Laser was one of the first therapies used for DME before the anti-VEGF and corticosteroid drugs were approved to treat DME.
While laser photocoagulation is used less often than in the past, it can still be beneficial and is used mainly in addition to the drug therapies that are injected into the eye.
Vascular Endothelial Growth Factor (VEGF) inhibitor therapy (or anti-VEGF) is a class of drug that treats DME by targeting the protein VEGF.
These drugs are injected into the eye, typically on a monthly or every other month basis, in order to achieve the best results.
Two corticosteroid treatment options have been approved by the FDA to treat DME. An intravitreal steroid called dexamethasone is approved for DME. The ILUVIEN implant delivers a corticosteroid called fluocinolone acetonide (FAc).
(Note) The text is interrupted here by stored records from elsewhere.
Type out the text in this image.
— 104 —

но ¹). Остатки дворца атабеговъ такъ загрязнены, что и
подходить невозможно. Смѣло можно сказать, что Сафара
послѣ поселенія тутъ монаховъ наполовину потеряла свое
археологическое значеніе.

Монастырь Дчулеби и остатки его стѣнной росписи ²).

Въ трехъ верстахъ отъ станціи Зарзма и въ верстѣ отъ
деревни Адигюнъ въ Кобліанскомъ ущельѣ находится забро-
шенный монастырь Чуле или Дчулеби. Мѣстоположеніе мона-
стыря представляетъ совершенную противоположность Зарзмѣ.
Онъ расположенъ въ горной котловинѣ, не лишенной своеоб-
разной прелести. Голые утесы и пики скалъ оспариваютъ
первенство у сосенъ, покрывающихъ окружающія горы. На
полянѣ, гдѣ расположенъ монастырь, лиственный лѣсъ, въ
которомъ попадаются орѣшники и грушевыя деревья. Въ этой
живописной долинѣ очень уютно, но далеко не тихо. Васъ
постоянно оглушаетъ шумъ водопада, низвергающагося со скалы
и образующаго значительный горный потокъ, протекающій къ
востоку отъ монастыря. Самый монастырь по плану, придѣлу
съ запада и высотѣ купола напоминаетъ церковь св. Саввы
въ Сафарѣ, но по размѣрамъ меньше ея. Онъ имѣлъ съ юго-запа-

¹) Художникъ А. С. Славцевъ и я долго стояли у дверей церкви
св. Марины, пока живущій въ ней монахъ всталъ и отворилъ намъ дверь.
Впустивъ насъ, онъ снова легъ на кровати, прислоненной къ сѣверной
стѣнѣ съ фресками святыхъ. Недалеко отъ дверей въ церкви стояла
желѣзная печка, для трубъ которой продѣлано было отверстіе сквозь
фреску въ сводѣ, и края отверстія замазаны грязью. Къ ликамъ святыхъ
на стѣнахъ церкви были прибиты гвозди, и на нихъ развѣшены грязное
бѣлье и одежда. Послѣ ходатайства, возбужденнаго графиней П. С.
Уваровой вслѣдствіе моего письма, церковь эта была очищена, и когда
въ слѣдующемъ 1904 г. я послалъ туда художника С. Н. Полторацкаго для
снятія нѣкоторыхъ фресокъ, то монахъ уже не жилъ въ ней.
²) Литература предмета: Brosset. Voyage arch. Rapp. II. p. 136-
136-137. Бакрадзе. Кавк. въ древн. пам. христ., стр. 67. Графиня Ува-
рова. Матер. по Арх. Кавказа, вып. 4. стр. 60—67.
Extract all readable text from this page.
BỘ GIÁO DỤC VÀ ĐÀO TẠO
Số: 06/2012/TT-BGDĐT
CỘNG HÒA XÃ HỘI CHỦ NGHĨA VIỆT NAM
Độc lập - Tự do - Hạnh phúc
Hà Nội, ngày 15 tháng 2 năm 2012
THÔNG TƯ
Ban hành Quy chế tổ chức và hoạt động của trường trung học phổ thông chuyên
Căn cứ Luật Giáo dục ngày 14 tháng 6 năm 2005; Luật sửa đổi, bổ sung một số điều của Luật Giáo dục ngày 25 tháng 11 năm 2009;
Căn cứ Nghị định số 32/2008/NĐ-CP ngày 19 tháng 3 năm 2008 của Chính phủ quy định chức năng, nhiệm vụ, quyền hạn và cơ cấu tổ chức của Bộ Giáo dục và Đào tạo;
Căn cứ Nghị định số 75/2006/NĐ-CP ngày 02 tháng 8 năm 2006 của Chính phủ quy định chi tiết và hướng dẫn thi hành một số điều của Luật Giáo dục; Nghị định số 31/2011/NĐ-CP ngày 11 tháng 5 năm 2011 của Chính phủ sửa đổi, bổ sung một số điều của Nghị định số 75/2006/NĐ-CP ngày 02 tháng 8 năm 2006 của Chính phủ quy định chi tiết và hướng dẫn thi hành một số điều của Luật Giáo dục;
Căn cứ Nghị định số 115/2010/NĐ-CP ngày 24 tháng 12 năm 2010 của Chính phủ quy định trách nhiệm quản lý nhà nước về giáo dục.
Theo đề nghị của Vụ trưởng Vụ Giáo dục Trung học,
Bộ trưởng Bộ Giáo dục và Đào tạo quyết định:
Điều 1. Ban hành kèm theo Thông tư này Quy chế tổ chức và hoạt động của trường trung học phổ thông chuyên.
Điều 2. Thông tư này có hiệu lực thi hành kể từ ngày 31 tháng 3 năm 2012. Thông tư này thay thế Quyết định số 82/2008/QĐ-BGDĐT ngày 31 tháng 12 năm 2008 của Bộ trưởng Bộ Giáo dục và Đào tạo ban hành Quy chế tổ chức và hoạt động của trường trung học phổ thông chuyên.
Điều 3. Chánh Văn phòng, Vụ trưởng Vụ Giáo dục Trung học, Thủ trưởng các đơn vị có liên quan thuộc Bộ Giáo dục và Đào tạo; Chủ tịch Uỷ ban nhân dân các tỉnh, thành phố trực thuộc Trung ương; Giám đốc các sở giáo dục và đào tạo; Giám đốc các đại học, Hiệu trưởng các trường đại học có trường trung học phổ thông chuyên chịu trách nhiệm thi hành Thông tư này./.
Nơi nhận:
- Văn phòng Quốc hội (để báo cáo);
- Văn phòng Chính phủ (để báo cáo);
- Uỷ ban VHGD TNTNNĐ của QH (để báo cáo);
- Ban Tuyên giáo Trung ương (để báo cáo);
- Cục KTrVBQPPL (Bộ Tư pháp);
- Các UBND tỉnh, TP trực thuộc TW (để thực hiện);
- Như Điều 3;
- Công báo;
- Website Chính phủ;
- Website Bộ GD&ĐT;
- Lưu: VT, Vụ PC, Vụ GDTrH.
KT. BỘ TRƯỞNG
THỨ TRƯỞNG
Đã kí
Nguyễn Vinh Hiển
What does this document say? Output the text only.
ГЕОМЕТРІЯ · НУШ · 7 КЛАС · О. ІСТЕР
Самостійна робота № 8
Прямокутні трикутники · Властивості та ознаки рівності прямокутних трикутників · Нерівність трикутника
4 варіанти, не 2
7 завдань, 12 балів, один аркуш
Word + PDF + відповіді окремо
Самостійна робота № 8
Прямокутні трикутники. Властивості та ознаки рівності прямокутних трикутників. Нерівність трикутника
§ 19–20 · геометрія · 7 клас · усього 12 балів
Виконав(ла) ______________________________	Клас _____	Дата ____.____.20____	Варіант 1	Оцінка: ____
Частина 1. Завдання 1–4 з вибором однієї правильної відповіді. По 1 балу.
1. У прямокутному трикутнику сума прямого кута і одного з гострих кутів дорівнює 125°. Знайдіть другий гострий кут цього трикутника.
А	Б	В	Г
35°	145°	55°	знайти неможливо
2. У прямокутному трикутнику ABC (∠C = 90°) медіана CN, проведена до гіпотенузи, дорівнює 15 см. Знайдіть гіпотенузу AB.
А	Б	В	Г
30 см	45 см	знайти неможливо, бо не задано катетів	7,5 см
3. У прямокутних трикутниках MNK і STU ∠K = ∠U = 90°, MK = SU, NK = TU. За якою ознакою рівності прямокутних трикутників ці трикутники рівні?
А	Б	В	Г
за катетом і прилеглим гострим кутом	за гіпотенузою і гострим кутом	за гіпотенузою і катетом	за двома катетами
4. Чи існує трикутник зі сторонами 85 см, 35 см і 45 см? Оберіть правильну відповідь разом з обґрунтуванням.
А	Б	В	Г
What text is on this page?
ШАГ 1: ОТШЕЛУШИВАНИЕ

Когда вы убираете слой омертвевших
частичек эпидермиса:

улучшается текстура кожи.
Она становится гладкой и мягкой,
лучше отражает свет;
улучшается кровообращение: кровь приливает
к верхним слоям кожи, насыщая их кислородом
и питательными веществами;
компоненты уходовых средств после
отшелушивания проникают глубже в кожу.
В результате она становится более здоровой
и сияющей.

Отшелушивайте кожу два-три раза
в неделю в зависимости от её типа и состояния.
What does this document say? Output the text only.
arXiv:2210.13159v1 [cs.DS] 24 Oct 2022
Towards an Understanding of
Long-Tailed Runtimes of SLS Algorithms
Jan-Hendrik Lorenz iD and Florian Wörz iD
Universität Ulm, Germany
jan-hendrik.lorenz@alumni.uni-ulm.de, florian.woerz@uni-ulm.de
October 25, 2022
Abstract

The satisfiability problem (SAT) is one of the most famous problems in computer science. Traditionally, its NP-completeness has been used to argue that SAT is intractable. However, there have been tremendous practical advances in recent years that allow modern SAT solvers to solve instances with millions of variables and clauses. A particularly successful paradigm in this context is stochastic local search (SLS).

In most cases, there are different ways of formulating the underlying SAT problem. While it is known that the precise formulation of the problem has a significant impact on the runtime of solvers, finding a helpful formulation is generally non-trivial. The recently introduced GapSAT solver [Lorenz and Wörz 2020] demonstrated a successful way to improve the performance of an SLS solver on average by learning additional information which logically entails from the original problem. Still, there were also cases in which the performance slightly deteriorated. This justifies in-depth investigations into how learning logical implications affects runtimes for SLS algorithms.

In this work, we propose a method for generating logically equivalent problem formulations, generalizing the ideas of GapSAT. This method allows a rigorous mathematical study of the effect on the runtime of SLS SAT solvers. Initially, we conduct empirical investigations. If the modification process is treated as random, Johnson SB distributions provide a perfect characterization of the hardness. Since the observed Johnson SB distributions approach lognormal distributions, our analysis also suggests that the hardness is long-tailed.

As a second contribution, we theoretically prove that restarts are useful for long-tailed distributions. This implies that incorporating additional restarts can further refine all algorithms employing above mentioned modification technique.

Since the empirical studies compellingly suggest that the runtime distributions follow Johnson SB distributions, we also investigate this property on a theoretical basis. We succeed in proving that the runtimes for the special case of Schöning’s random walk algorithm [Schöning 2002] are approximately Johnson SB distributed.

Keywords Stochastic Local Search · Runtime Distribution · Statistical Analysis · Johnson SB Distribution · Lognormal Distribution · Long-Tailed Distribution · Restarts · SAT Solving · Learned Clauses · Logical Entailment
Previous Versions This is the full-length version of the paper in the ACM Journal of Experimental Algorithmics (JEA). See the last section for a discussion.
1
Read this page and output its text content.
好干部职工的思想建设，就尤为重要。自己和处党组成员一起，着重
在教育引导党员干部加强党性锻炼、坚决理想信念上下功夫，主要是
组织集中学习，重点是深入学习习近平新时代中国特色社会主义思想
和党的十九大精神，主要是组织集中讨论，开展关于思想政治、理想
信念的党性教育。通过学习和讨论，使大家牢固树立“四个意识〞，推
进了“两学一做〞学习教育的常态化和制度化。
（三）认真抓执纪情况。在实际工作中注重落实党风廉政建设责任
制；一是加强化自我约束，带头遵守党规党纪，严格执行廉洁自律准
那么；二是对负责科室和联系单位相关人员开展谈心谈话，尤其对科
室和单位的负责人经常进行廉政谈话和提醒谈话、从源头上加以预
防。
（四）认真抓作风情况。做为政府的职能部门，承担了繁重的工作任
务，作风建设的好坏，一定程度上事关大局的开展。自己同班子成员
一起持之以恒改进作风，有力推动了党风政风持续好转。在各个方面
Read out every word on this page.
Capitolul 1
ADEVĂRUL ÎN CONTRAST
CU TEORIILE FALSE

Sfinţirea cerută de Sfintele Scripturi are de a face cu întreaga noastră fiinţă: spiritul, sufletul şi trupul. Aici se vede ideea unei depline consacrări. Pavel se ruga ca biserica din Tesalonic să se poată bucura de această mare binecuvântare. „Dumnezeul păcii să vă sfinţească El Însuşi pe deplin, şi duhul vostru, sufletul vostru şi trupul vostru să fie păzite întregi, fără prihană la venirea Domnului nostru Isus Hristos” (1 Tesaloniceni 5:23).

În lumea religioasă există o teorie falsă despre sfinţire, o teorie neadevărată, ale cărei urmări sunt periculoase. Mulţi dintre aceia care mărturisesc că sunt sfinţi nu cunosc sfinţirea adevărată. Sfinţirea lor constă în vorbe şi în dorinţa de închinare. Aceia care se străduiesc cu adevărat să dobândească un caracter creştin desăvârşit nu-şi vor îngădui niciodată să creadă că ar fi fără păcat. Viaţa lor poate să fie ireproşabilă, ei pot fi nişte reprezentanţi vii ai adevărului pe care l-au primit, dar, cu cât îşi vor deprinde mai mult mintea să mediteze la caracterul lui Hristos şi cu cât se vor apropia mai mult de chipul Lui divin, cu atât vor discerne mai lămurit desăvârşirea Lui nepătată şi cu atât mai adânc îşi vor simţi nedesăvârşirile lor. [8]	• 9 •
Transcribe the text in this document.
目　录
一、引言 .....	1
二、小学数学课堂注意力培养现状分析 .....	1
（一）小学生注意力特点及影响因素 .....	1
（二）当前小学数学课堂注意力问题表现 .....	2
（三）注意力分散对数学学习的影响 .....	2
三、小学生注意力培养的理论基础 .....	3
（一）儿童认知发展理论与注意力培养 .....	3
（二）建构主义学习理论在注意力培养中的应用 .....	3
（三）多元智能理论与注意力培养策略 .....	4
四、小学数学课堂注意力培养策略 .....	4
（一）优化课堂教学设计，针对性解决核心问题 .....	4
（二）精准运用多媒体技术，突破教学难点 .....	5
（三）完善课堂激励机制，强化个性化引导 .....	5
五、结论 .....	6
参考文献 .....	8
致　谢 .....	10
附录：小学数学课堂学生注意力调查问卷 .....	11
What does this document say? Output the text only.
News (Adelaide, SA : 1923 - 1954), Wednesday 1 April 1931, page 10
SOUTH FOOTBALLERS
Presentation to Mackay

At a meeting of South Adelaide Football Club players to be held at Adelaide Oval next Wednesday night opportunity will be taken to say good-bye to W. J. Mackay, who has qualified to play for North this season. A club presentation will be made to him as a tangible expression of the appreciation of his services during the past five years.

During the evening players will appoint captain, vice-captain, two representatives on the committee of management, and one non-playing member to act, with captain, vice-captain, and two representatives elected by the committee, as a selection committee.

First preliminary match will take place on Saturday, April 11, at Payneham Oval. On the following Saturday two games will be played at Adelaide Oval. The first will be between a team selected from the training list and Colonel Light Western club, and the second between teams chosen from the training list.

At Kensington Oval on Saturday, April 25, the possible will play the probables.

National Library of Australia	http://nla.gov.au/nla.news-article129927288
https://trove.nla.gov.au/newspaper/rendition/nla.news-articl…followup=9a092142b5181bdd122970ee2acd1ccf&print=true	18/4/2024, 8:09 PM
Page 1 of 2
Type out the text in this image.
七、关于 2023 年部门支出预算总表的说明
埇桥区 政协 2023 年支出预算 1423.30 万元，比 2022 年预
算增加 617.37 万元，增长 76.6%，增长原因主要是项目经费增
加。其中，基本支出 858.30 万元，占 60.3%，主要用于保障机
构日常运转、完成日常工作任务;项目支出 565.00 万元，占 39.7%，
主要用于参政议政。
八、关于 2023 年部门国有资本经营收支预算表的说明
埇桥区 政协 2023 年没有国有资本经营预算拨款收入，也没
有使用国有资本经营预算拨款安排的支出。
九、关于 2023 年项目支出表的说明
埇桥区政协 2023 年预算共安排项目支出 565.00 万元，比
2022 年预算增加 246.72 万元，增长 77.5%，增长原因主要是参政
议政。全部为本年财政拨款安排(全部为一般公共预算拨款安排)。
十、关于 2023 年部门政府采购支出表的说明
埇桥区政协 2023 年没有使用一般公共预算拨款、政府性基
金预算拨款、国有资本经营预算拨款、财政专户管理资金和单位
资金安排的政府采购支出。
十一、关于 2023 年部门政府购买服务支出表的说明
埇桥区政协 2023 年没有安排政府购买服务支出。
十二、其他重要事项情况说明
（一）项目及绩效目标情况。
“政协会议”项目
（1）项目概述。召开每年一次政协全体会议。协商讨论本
Dexamethasone is delivered in an implant that releases corticosteroid over a few months. In clinical trials, the effect of dexamethasone on vision has been shown to peak at approximately 3 months, and it can diminish after that time.
The ILUVIEN microimplant is designed to release a very low dose of FAc to be released consistently and continuously for up to 3 years with a single injection through its unique CONTINUOUS MICRODOSINGTM delivery.